Solche Kommerzialisierung genetischer Ressourcen von Pflanzen, Pilzen und Tieren sowie die privatwirtschaftliche Aneignung indigenen Wissens über den Nutzen dieser Naturprodukte löste im vergangenen Jahrzehnt eine wahre Patentflut aus. Allein das EPA erteilte 3.800 Patente zu Lasten der Zentren biologischer Vielfalt im globalen Süden. Die Entwicklungsländer würden sich daher gegenüber den in bezug auf Biodiversität armen, aber finanzstarken Industrieländern zunehmend benachteiligt fühlen, vor allem auch deshalb, weil sie für die Nutzung von Medikamenten oder Saatgut, die aus ihren Ressourcen in den Labors des Nordens entwickelt worden seien, Gebühren zu zahlen haben.
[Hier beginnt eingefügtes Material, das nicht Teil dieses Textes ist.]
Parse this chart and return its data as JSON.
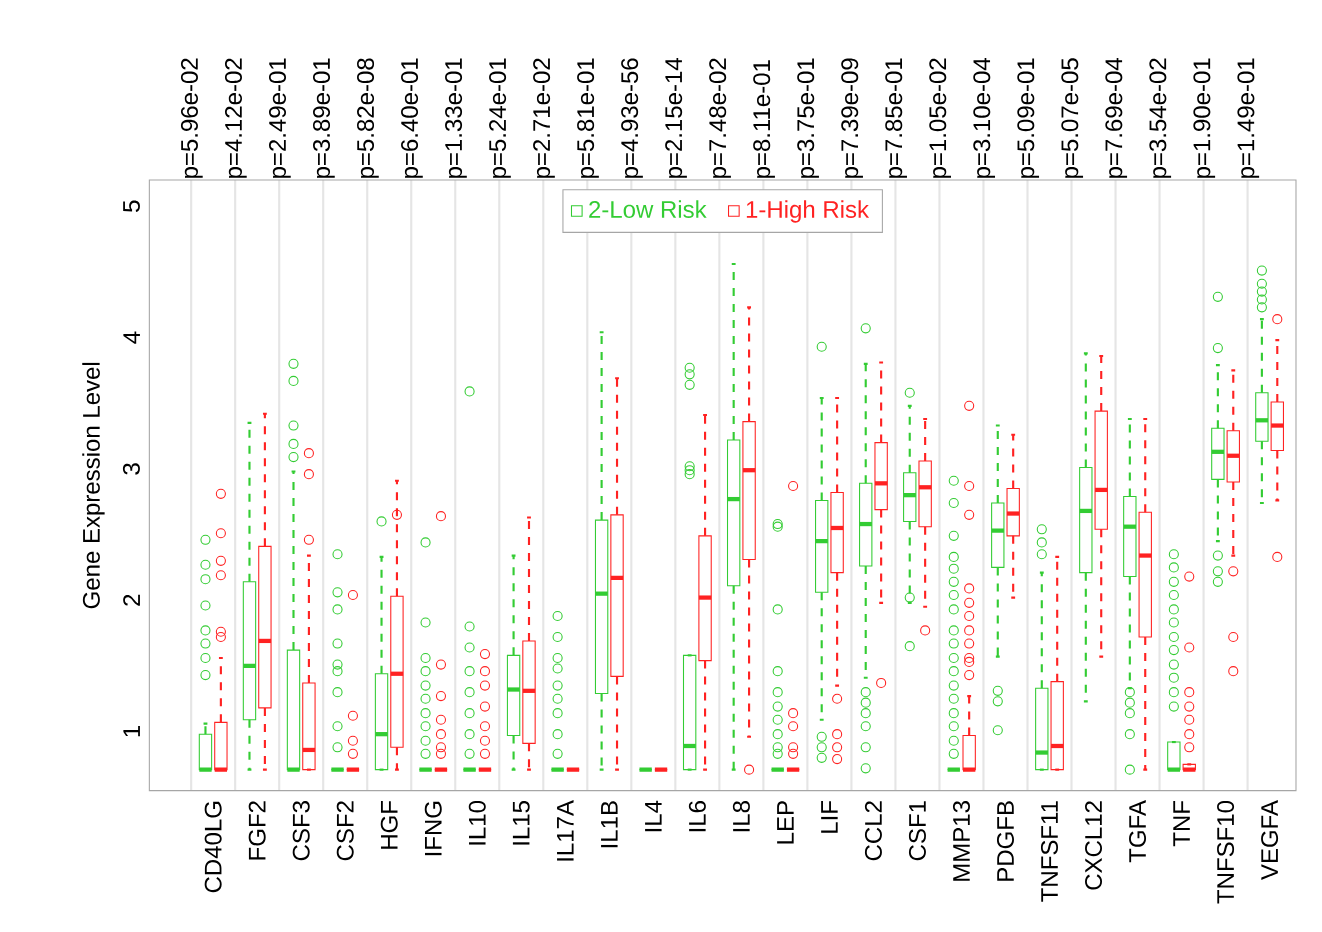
{
  "chart_data": {
    "type": "box",
    "ylabel": "Gene Expression Level",
    "categories": [
      "CD40LG",
      "FGF2",
      "CSF3",
      "CSF2",
      "HGF",
      "IFNG",
      "IL10",
      "IL15",
      "IL17A",
      "IL1B",
      "IL4",
      "IL6",
      "IL8",
      "LEP",
      "LIF",
      "CCL2",
      "CSF1",
      "MMP13",
      "PDGFB",
      "TNFSF11",
      "CXCL12",
      "TGFA",
      "TNF",
      "TNFSF10",
      "VEGFA"
    ],
    "ylim": [
      0.55,
      5.2
    ],
    "yticks": [
      1,
      2,
      3,
      4,
      5
    ],
    "grid": "x",
    "legend": "top",
    "marker": "circle",
    "annotations": [
      "p=5.96e-02",
      "p=4.12e-02",
      "p=2.49e-01",
      "p=3.89e-01",
      "p=5.82e-08",
      "p=6.40e-01",
      "p=1.33e-01",
      "p=5.24e-01",
      "p=2.71e-02",
      "p=5.81e-01",
      "p=4.93e-56",
      "p=2.15e-14",
      "p=7.48e-02",
      "p=8.11e-01",
      "p=3.75e-01",
      "p=7.39e-09",
      "p=7.85e-01",
      "p=1.05e-02",
      "p=3.10e-04",
      "p=5.09e-01",
      "p=5.07e-05",
      "p=7.69e-04",
      "p=3.54e-02",
      "p=1.90e-01",
      "p=1.49e-01"
    ],
    "series": [
      {
        "name": "2-Low Risk",
        "color": "#33cc33",
        "boxes": [
          {
            "low": 0.71,
            "q1": 0.71,
            "median": 0.71,
            "q3": 0.98,
            "high": 1.06,
            "outliers": [
              1.43,
              1.56,
              1.67,
              1.77,
              1.96,
              2.16,
              2.27,
              2.46
            ]
          },
          {
            "low": 0.71,
            "q1": 1.09,
            "median": 1.5,
            "q3": 2.14,
            "high": 3.35
          },
          {
            "low": 0.71,
            "q1": 0.71,
            "median": 0.71,
            "q3": 1.62,
            "high": 2.98,
            "outliers": [
              3.09,
              3.19,
              3.33,
              3.67,
              3.8
            ]
          },
          {
            "low": 0.71,
            "q1": 0.71,
            "median": 0.71,
            "q3": 0.71,
            "high": 0.71,
            "outliers": [
              0.88,
              1.04,
              1.3,
              1.46,
              1.51,
              1.67,
              1.93,
              2.06,
              2.35
            ]
          },
          {
            "low": 0.71,
            "q1": 0.71,
            "median": 0.98,
            "q3": 1.44,
            "high": 2.33,
            "outliers": [
              2.6
            ]
          },
          {
            "low": 0.71,
            "q1": 0.71,
            "median": 0.71,
            "q3": 0.71,
            "high": 0.71,
            "outliers": [
              0.83,
              0.93,
              1.04,
              1.14,
              1.25,
              1.35,
              1.46,
              1.56,
              1.83,
              2.44
            ]
          },
          {
            "low": 0.71,
            "q1": 0.71,
            "median": 0.71,
            "q3": 0.71,
            "high": 0.71,
            "outliers": [
              0.83,
              0.98,
              1.14,
              1.3,
              1.46,
              1.64,
              1.8,
              3.59
            ]
          },
          {
            "low": 0.71,
            "q1": 0.97,
            "median": 1.32,
            "q3": 1.58,
            "high": 2.34
          },
          {
            "low": 0.71,
            "q1": 0.71,
            "median": 0.71,
            "q3": 0.71,
            "high": 0.71,
            "outliers": [
              0.83,
              0.98,
              1.14,
              1.25,
              1.35,
              1.48,
              1.56,
              1.72,
              1.88
            ]
          },
          {
            "low": 0.71,
            "q1": 1.29,
            "median": 2.05,
            "q3": 2.61,
            "high": 4.04
          },
          {
            "low": 0.71,
            "q1": 0.71,
            "median": 0.71,
            "q3": 0.71,
            "high": 0.71
          },
          {
            "low": 0.71,
            "q1": 0.71,
            "median": 0.89,
            "q3": 1.58,
            "high": 1.58,
            "outliers": [
              2.96,
              2.99,
              3.02,
              3.64,
              3.72,
              3.77
            ]
          },
          {
            "low": 0.71,
            "q1": 2.11,
            "median": 2.77,
            "q3": 3.22,
            "high": 4.56
          },
          {
            "low": 0.71,
            "q1": 0.71,
            "median": 0.71,
            "q3": 0.71,
            "high": 0.71,
            "outliers": [
              0.83,
              0.88,
              0.98,
              1.09,
              1.19,
              1.3,
              1.46,
              1.93,
              2.56,
              2.58
            ]
          },
          {
            "low": 1.09,
            "q1": 2.06,
            "median": 2.45,
            "q3": 2.76,
            "high": 3.54,
            "outliers": [
              0.8,
              0.88,
              0.96,
              3.93
            ]
          },
          {
            "low": 1.41,
            "q1": 2.26,
            "median": 2.58,
            "q3": 2.89,
            "high": 3.8,
            "outliers": [
              0.72,
              0.88,
              1.04,
              1.14,
              1.22,
              1.3,
              4.07
            ]
          },
          {
            "low": 1.98,
            "q1": 2.6,
            "median": 2.8,
            "q3": 2.97,
            "high": 3.48,
            "outliers": [
              1.65,
              2.02,
              3.58
            ]
          },
          {
            "low": 0.71,
            "q1": 0.71,
            "median": 0.71,
            "q3": 0.71,
            "high": 0.71,
            "outliers": [
              0.83,
              0.93,
              1.04,
              1.14,
              1.25,
              1.35,
              1.46,
              1.56,
              1.67,
              1.77,
              1.93,
              2.04,
              2.14,
              2.24,
              2.33,
              2.49,
              2.74,
              2.91
            ]
          },
          {
            "low": 1.57,
            "q1": 2.25,
            "median": 2.53,
            "q3": 2.74,
            "high": 3.33,
            "outliers": [
              1.01,
              1.23,
              1.31
            ]
          },
          {
            "low": 0.71,
            "q1": 0.71,
            "median": 0.84,
            "q3": 1.33,
            "high": 2.21,
            "outliers": [
              2.35,
              2.44,
              2.54
            ]
          },
          {
            "low": 1.23,
            "q1": 2.21,
            "median": 2.68,
            "q3": 3.01,
            "high": 3.88
          },
          {
            "low": 1.33,
            "q1": 2.18,
            "median": 2.56,
            "q3": 2.79,
            "high": 3.38,
            "outliers": [
              0.71,
              0.98,
              1.14,
              1.22,
              1.3
            ]
          },
          {
            "low": 0.71,
            "q1": 0.71,
            "median": 0.71,
            "q3": 0.92,
            "high": 0.92,
            "outliers": [
              1.19,
              1.3,
              1.41,
              1.51,
              1.62,
              1.72,
              1.83,
              1.93,
              2.04,
              2.14,
              2.25,
              2.35
            ]
          },
          {
            "low": 2.45,
            "q1": 2.92,
            "median": 3.13,
            "q3": 3.31,
            "high": 3.79,
            "outliers": [
              2.14,
              2.22,
              2.34,
              3.92,
              4.31
            ]
          },
          {
            "low": 2.74,
            "q1": 3.21,
            "median": 3.37,
            "q3": 3.58,
            "high": 4.14,
            "outliers": [
              4.23,
              4.29,
              4.35,
              4.41,
              4.51
            ]
          }
        ]
      },
      {
        "name": "1-High Risk",
        "color": "#ff2222",
        "boxes": [
          {
            "low": 0.71,
            "q1": 0.71,
            "median": 0.71,
            "q3": 1.07,
            "high": 1.56,
            "outliers": [
              1.72,
              1.76,
              2.19,
              2.3,
              2.51,
              2.81
            ]
          },
          {
            "low": 0.71,
            "q1": 1.18,
            "median": 1.69,
            "q3": 2.41,
            "high": 3.42
          },
          {
            "low": 0.71,
            "q1": 0.71,
            "median": 0.86,
            "q3": 1.37,
            "high": 2.34,
            "outliers": [
              2.46,
              2.96,
              3.12
            ]
          },
          {
            "low": 0.71,
            "q1": 0.71,
            "median": 0.71,
            "q3": 0.71,
            "high": 0.71,
            "outliers": [
              0.83,
              0.93,
              1.12,
              2.04
            ]
          },
          {
            "low": 0.71,
            "q1": 0.88,
            "median": 1.44,
            "q3": 2.03,
            "high": 2.91,
            "outliers": [
              2.65
            ]
          },
          {
            "low": 0.71,
            "q1": 0.71,
            "median": 0.71,
            "q3": 0.71,
            "high": 0.71,
            "outliers": [
              0.83,
              0.88,
              0.98,
              1.09,
              1.27,
              1.51,
              2.64
            ]
          },
          {
            "low": 0.71,
            "q1": 0.71,
            "median": 0.71,
            "q3": 0.71,
            "high": 0.71,
            "outliers": [
              0.83,
              0.93,
              1.04,
              1.19,
              1.35,
              1.46,
              1.59
            ]
          },
          {
            "low": 0.71,
            "q1": 0.91,
            "median": 1.31,
            "q3": 1.69,
            "high": 2.63
          },
          {
            "low": 0.71,
            "q1": 0.71,
            "median": 0.71,
            "q3": 0.71,
            "high": 0.71
          },
          {
            "low": 0.71,
            "q1": 1.42,
            "median": 2.17,
            "q3": 2.65,
            "high": 3.69
          },
          {
            "low": 0.71,
            "q1": 0.71,
            "median": 0.71,
            "q3": 0.71,
            "high": 0.71
          },
          {
            "low": 0.71,
            "q1": 1.54,
            "median": 2.02,
            "q3": 2.49,
            "high": 3.41
          },
          {
            "low": 0.96,
            "q1": 2.31,
            "median": 2.99,
            "q3": 3.36,
            "high": 4.23,
            "outliers": [
              0.71
            ]
          },
          {
            "low": 0.71,
            "q1": 0.71,
            "median": 0.71,
            "q3": 0.71,
            "high": 0.71,
            "outliers": [
              0.83,
              0.88,
              1.04,
              1.14,
              2.87
            ]
          },
          {
            "low": 1.35,
            "q1": 2.21,
            "median": 2.55,
            "q3": 2.82,
            "high": 3.54,
            "outliers": [
              0.79,
              0.88,
              0.98,
              1.25
            ]
          },
          {
            "low": 1.98,
            "q1": 2.69,
            "median": 2.89,
            "q3": 3.2,
            "high": 3.81,
            "outliers": [
              1.37
            ]
          },
          {
            "low": 1.95,
            "q1": 2.56,
            "median": 2.86,
            "q3": 3.06,
            "high": 3.38,
            "outliers": [
              1.77
            ]
          },
          {
            "low": 0.71,
            "q1": 0.71,
            "median": 0.71,
            "q3": 0.97,
            "high": 1.27,
            "outliers": [
              1.43,
              1.53,
              1.56,
              1.67,
              1.77,
              1.88,
              1.98,
              2.09,
              2.65,
              2.87,
              3.48
            ]
          },
          {
            "low": 2.02,
            "q1": 2.49,
            "median": 2.66,
            "q3": 2.85,
            "high": 3.26
          },
          {
            "low": 0.71,
            "q1": 0.71,
            "median": 0.89,
            "q3": 1.38,
            "high": 2.33
          },
          {
            "low": 1.57,
            "q1": 2.54,
            "median": 2.84,
            "q3": 3.44,
            "high": 3.86
          },
          {
            "low": 0.71,
            "q1": 1.72,
            "median": 2.34,
            "q3": 2.67,
            "high": 3.38
          },
          {
            "low": 0.71,
            "q1": 0.71,
            "median": 0.71,
            "q3": 0.75,
            "high": 0.75,
            "outliers": [
              0.88,
              0.98,
              1.09,
              1.19,
              1.3,
              1.64,
              2.18
            ]
          },
          {
            "low": 2.34,
            "q1": 2.9,
            "median": 3.1,
            "q3": 3.29,
            "high": 3.75,
            "outliers": [
              1.46,
              1.72,
              2.22
            ]
          },
          {
            "low": 2.76,
            "q1": 3.14,
            "median": 3.33,
            "q3": 3.51,
            "high": 3.98,
            "outliers": [
              2.33,
              4.14
            ]
          }
        ]
      }
    ]
  }
}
Die daraus entspringenden, sich seit den achtziger Jahren häufenden Konflikte um die Nutzung des globalen Genpools hätten sich durch internationale Abkommen wie die 1992 auf dem Umweltgipfel in Rio verabschiedete Konvention über biologische Vielfalt (CBD) oder das seit 2014 völkerrechtlich bindende Nagoya-Protokoll durch die Verbesserung von Rechtssicherheit zwar entschärfen lassen. Gleichwohl setze sich die Biopiraterie fort, weil die „globale Durchsetzung des westlich-kapitalistischen Eigentumsbegriffs“ die zwischen Nord und Süd bestehenden Machtungleichgewichte zementiere.

„Die Privatisierung gesellschaftlichen Wissens und der damit verbundene Wissenstransfer in die Länder des globalen Nordens schwächen jene Gesellschaftsmodelle“, die nicht auf private Profitmaximierung, „sondern auf die gemeinschaftliche Nutzung der natürlichen Ressourcen ausgerichtet sind“. CBD und Nagoya-Protokoll könnten Biopiraterie lediglich im Einzelfall verhindern oder partiell zur Verbesserung der Lebensbedingungen lokaler Gemeinschaften beitragen. Den grundlegenden, systemimmanenten Trend zu privatwirtschaftlicher Ressourcen-Inwertsetzung würden sie nicht brechen. Es müsse daher damit gerechnet werden, „daß Konflikte um biologische Vielfalt und genetische Ressourcen weiter zunehmen“.